Berlusconi’s prison sentence upheld

Italy’s supreme court upheld a jail sentence against Silvio Berlusconi for tax fraud in a devastating blow to the former prime minister that could throw the country’s fragile coalition government into crisis.

Berlusconi’s prison sentence upheld

After a three-day hearing, the five judges of the supreme court yesterday rejected Berlusconi’s final appeal against the verdict handed down by two lower courts in Milan which sentenced the media mogul to four years in jail — commuted to one year under an amnesty.

But the top judges ordered a judicial review by a Milan court of the second part of his sentence, a five- year ban from public office.

This will enable him to remain as a senator and as leader of his centre-right People of Freedom Party (PDL) for the moment.

He was convicted over the fraudulent purchase of broadcasting rights by his Mediaset television empire.

It was the 76-year-old’s first definitive conviction in up to 30 court cases on charges ranging from fraud and corruption to having sex with an under aged prostitute. He accuses leftist magistrates of relentlessly trying to remove him from politics since he stormed onto the scene in 1994.

The verdict could not only end Berlusconi’s 20- year domination of Italian politics but destabilise Prime Minister Enrico Letta’s government and send tremors across the eurozone.
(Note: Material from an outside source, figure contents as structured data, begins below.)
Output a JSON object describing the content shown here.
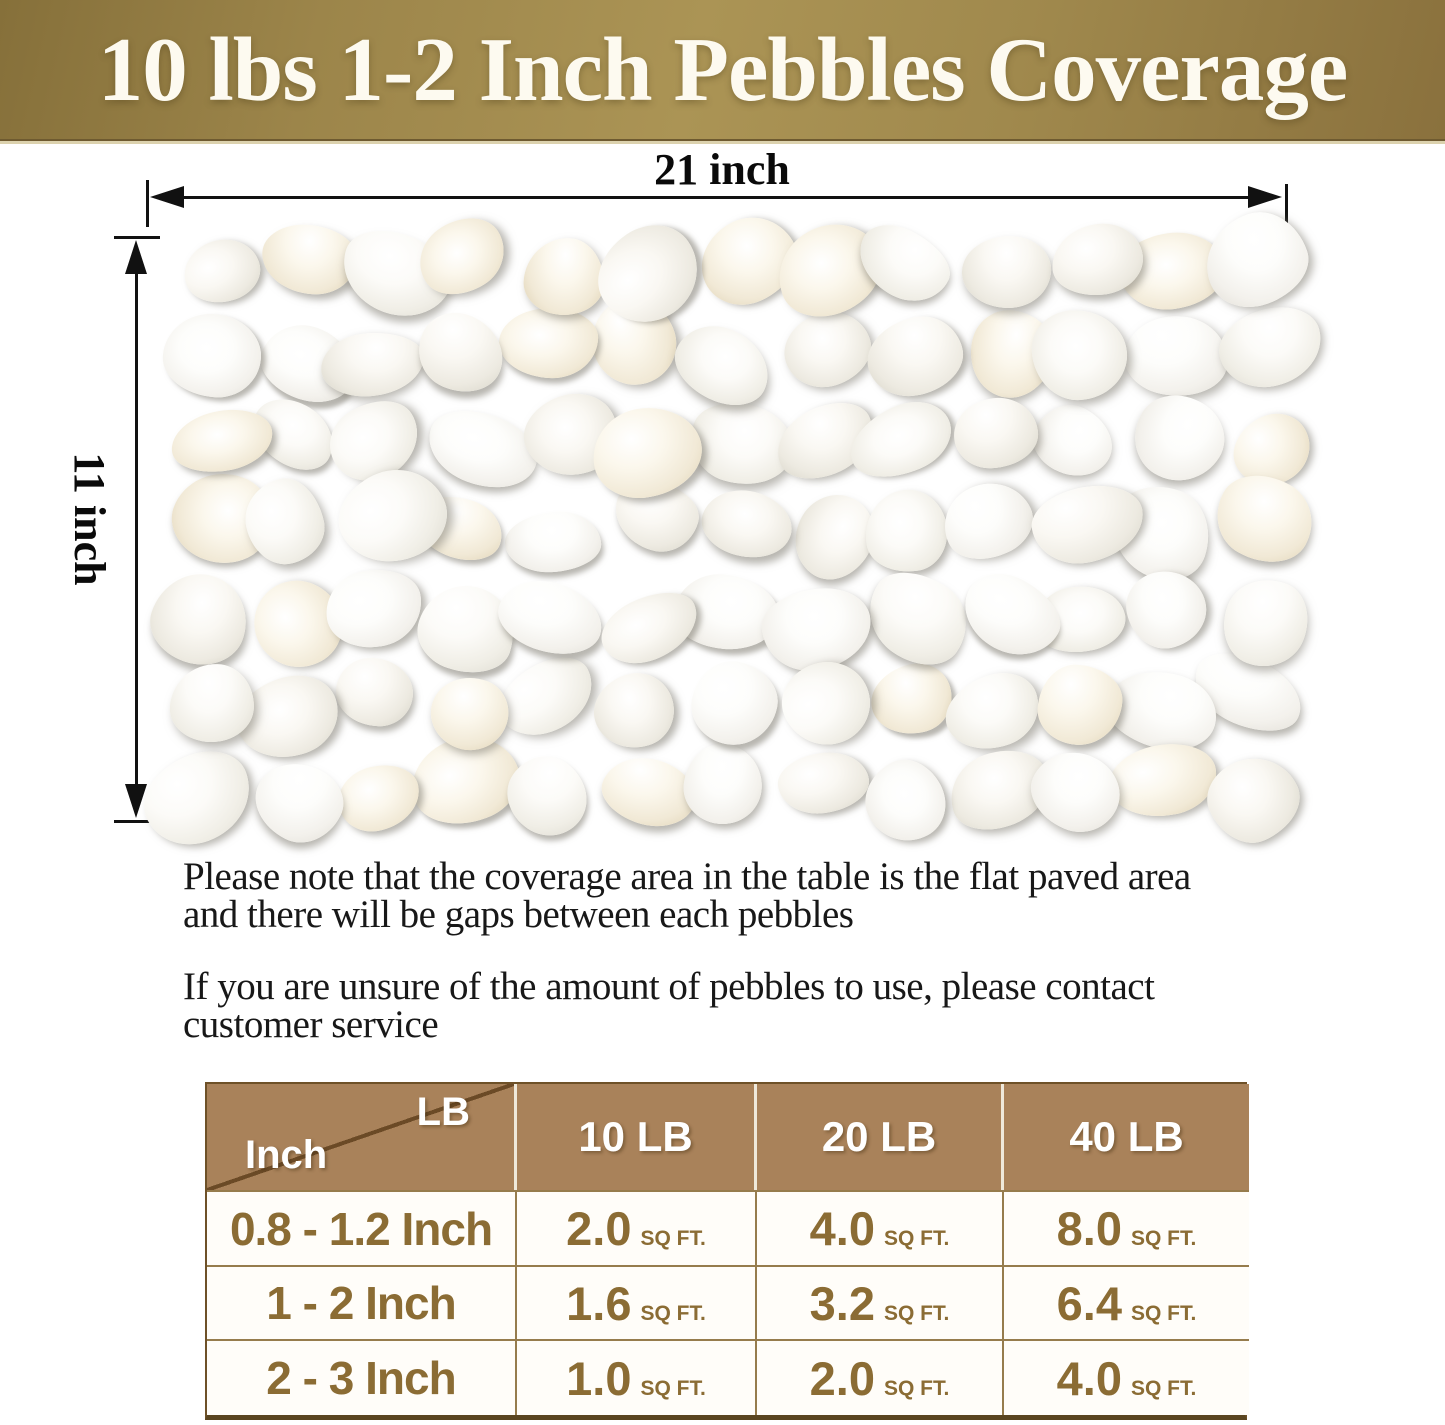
{
  "banner": {
    "title": "10 lbs 1-2 Inch Pebbles Coverage",
    "bg_color": "#9c8448",
    "text_color": "#fdfaf0"
  },
  "diagram": {
    "width_label": "21 inch",
    "height_label": "11 inch",
    "arrow_color": "#111111"
  },
  "notes": {
    "note1_line1": "Please note that the coverage area in the table is the flat paved area",
    "note1_line2": "and there will be gaps between each pebbles",
    "note2_line1": "If you are unsure of the amount of pebbles to use, please contact",
    "note2_line2": "customer service"
  },
  "coverage_table": {
    "corner_top_right": "LB",
    "corner_bottom_left": "Inch",
    "columns": [
      "10 LB",
      "20 LB",
      "40 LB"
    ],
    "unit": "SQ FT.",
    "rows": [
      {
        "size": "0.8 - 1.2 Inch",
        "values": [
          "2.0",
          "4.0",
          "8.0"
        ]
      },
      {
        "size": "1 - 2 Inch",
        "values": [
          "1.6",
          "3.2",
          "6.4"
        ]
      },
      {
        "size": "2 - 3 Inch",
        "values": [
          "1.0",
          "2.0",
          "4.0"
        ]
      }
    ],
    "header_bg": "#a9825a",
    "header_text_color": "#ffffff",
    "value_color": "#8b6c34"
  }
}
The economy is ruled by a fractious coalition of Letta’s centre-left Democratic Party (PD) and Berlusconi’s PDL.

The former premier has repeatedly said the government must not fall whatever the verdict but PDL hawks had called for a mass walkout of its ministers and public protests including blocking motorways with demonstrations if he was convicted.
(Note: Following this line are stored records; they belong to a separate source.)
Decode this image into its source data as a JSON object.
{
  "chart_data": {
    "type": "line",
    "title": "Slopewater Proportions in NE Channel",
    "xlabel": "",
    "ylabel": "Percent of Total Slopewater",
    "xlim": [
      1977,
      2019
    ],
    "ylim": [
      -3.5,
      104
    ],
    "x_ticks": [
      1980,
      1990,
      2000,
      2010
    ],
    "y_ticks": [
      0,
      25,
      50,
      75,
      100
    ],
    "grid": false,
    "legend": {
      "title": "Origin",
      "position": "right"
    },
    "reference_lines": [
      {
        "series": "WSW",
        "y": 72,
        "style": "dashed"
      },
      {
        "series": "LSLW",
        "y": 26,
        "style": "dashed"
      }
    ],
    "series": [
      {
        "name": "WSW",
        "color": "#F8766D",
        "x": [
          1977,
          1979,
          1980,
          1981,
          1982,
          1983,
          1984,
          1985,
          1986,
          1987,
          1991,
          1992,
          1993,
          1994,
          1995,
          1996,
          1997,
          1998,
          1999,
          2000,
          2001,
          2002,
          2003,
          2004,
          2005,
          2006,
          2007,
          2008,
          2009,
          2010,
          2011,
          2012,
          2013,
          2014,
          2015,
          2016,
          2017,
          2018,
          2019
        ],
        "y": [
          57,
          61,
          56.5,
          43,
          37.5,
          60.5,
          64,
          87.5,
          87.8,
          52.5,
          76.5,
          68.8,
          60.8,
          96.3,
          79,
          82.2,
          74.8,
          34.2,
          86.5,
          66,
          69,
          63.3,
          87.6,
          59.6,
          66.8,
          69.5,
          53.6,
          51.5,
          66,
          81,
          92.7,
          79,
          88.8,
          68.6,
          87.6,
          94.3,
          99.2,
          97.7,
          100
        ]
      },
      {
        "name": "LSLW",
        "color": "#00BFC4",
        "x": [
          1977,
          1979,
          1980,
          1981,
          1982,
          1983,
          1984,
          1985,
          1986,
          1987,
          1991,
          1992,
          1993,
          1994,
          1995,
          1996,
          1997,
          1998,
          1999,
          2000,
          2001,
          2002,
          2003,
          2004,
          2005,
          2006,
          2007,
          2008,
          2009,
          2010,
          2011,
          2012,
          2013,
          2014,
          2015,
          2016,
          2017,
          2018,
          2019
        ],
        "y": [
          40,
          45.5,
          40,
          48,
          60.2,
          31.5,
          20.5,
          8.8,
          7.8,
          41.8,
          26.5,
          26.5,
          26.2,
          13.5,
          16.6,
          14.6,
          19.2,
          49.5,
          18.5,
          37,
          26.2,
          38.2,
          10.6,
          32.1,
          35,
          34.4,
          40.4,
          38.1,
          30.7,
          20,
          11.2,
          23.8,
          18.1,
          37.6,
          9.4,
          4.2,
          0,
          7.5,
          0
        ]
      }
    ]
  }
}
Supporters of Berlusconi demonstrated outside his Rome home before the verdict.

A greater threat to the government could come from the faction-ridden PD, many of whose members are unhappy with ruling in coalition with Berlusconi’s party and could rebel.

Because of his age, Berlusconi can carry out community service or submit to house arrest, but the sentence is unlikely to take effect until the autumn because of bureaucratic delays.